He feeds Gucci rabbits, but keeps him away from the toy dogs he trains for work.
“Snake behavior,” the man said as the 12-foot yellow python curled heavily around his neck and explored the air. “If something’s too big for them to eat, he just won’t touch it.”
He said it to reassure a woman Gucci wouldn’t go after her dog. The dog took a four-legged step back and cocked its head to stare confusedly at the yellow, beady-eyed, tongue flickering creature.
“I keep him from some of the smaller dogs,” the man said, less reassuringly.
The man was tall, thin and young.
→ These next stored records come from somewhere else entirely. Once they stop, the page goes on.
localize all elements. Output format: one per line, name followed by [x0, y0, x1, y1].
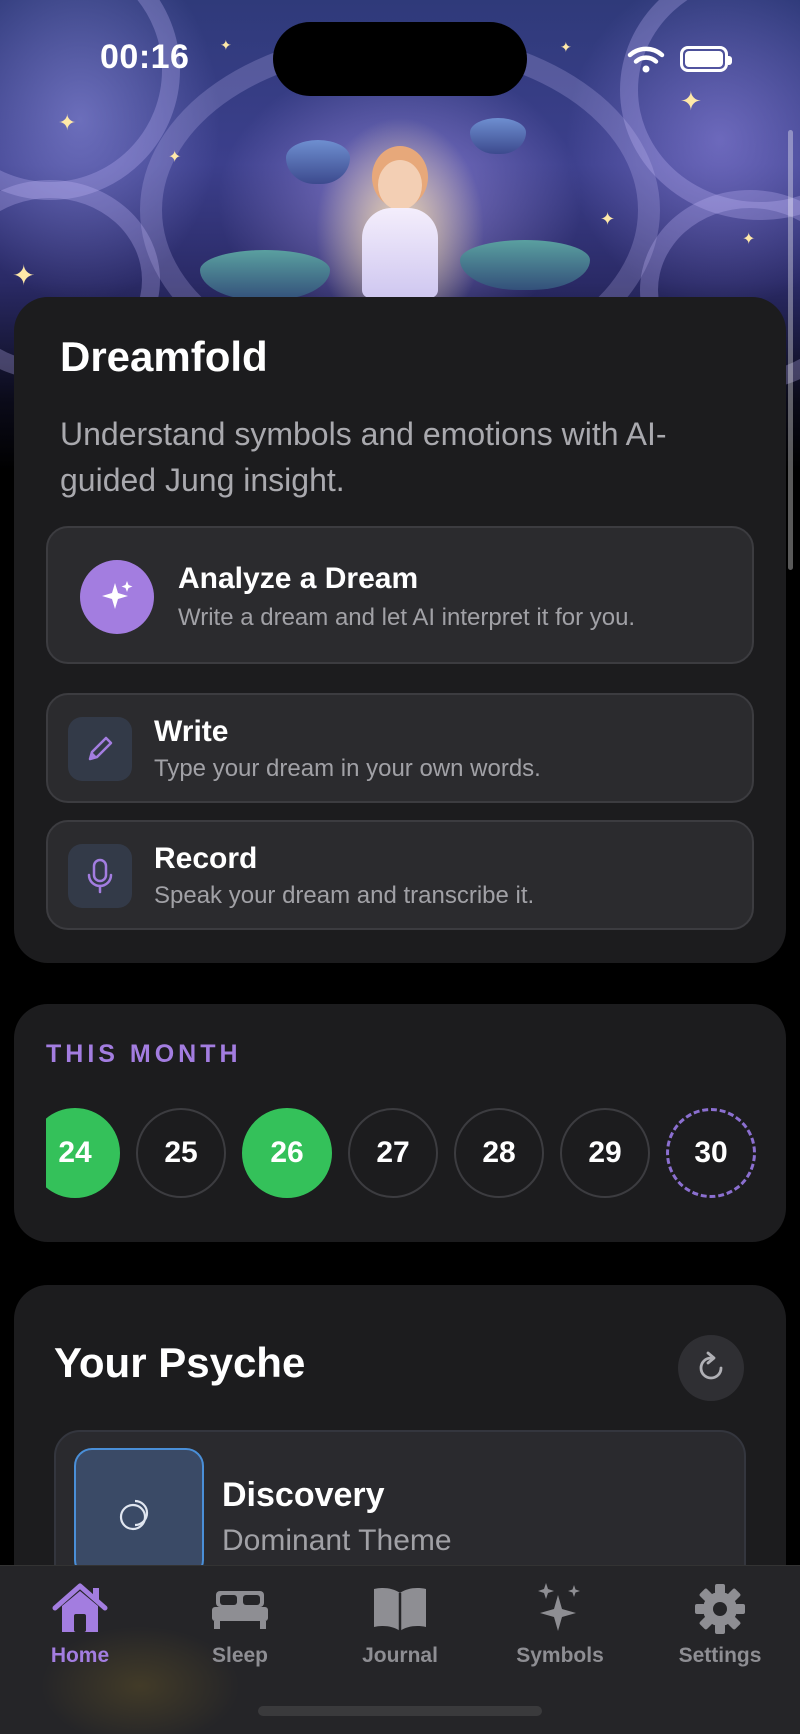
record-description: Speak your dream and transcribe it. — [154, 882, 535, 909]
sparkles-icon — [80, 560, 154, 634]
status-time: 00:16 — [100, 38, 190, 76]
tab-symbols[interactable]: Symbols — [490, 1580, 630, 1690]
discovery-icon — [74, 1448, 204, 1578]
record-title: Record — [154, 842, 258, 875]
tab-sleep-label: Sleep — [211, 1644, 269, 1667]
book-icon — [370, 1580, 430, 1638]
bed-icon — [210, 1580, 270, 1638]
microphone-icon — [68, 844, 132, 908]
day-strip[interactable]: 24 25 26 27 28 29 30 — [46, 1108, 771, 1200]
day-chip[interactable]: 25 — [136, 1108, 226, 1198]
tab-symbols-label: Symbols — [516, 1644, 604, 1667]
tab-home[interactable]: Home — [10, 1580, 150, 1690]
gear-icon — [690, 1580, 750, 1638]
record-button[interactable]: Record Speak your dream and transcribe i… — [46, 820, 754, 930]
tab-settings[interactable]: Settings — [650, 1580, 790, 1690]
intro-card: Dreamfold Understand symbols and emotion… — [14, 297, 786, 963]
refresh-button[interactable] — [678, 1335, 744, 1401]
write-title: Write — [154, 715, 229, 748]
analyze-dream-button[interactable]: Analyze a Dream Write a dream and let AI… — [46, 526, 754, 664]
day-chip[interactable]: 28 — [454, 1108, 544, 1198]
wifi-icon — [627, 46, 665, 73]
tab-journal[interactable]: Journal — [330, 1580, 470, 1690]
home-indicator[interactable] — [258, 1706, 542, 1716]
app-subtitle: Understand symbols and emotions with AI-… — [60, 416, 667, 498]
dynamic-island — [273, 22, 527, 96]
pencil-icon — [68, 717, 132, 781]
theme-title: Discovery — [222, 1476, 385, 1514]
day-chip[interactable]: 30 — [666, 1108, 756, 1198]
this-month-label: THIS MONTH — [46, 1040, 242, 1068]
day-chip[interactable]: 24 — [46, 1108, 120, 1198]
tab-sleep[interactable]: Sleep — [170, 1580, 310, 1690]
day-chip[interactable]: 27 — [348, 1108, 438, 1198]
app-title: Dreamfold — [60, 333, 268, 380]
psyche-title: Your Psyche — [54, 1339, 306, 1386]
analyze-dream-description: Write a dream and let AI interpret it fo… — [178, 604, 636, 631]
house-icon — [50, 1580, 110, 1638]
scroll-indicator[interactable] — [788, 130, 793, 570]
refresh-icon — [699, 1351, 723, 1380]
theme-subtitle: Dominant Theme — [222, 1524, 452, 1557]
this-month-card: THIS MONTH 24 25 26 27 28 29 30 — [14, 1004, 786, 1242]
tab-home-label: Home — [50, 1644, 110, 1667]
tab-settings-label: Settings — [678, 1644, 762, 1667]
day-chip[interactable]: 26 — [242, 1108, 332, 1198]
battery-icon — [680, 46, 732, 72]
sparkles-icon — [530, 1580, 590, 1638]
tab-journal-label: Journal — [362, 1644, 438, 1667]
write-button[interactable]: Write Type your dream in your own words. — [46, 693, 754, 803]
analyze-dream-title: Analyze a Dream — [178, 562, 419, 595]
write-description: Type your dream in your own words. — [154, 755, 541, 782]
day-chip[interactable]: 29 — [560, 1108, 650, 1198]
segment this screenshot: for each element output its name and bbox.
He was black, with tattoos peeking from under the T-shirt he wore advertising the dog training center.
The woman, I and her very confused dog were in a crowd of about five or so drawn by the site of the long, yellow Burmese python in a stretch lush and ritzy even by Ravenswood standards.
Gucci moved, well, like a fat, happy snake. Head and body squirming and waving so unblinking, locked eyes could get a better view. A flickering ribbon of tongue waggling from an angular head to taste the air. Liquid motion, different parts of the creature stretching and coiling at any moment.
And that yellow! That beautiful, unreal mustard-and-white dapple that marks an albino Burmese python.
The man lifted Gucci over his head to put him down on the sidewalk. He shrugged after he did so to stretch out his own shoulders after the heavy weight.
Gucci started moving away from the small crowd, sliding like electric silk across the pavement, A woman who had been taking photographs with her phone leaned over and petted his tail. He didn’t respond one way or the other, just kept tasting the air and heading north.
“My other snake’s just a baby, but he’s bigger,” the man said, taking a step alongside the retreating snake to make sure Gucci didn’t get too far. “18 feet.”
Some mild, idle questions from the small crowd. Chit-chat. Snake trivia. A mother and daughter asking us to move so they could keep walking their bikes up the sidewalk.
“I just brought him out to stretch him out,” the man said, picking up the yellow snake and hoisting it back around his neck. “He’s been sleeping in my car all day.”
“He likes the heat?” a woman asked.
“He loves the heat,” the man said, walking Gucci back to his car.
Gucci had to go. A dog the man was to train had arrived. It was a small one.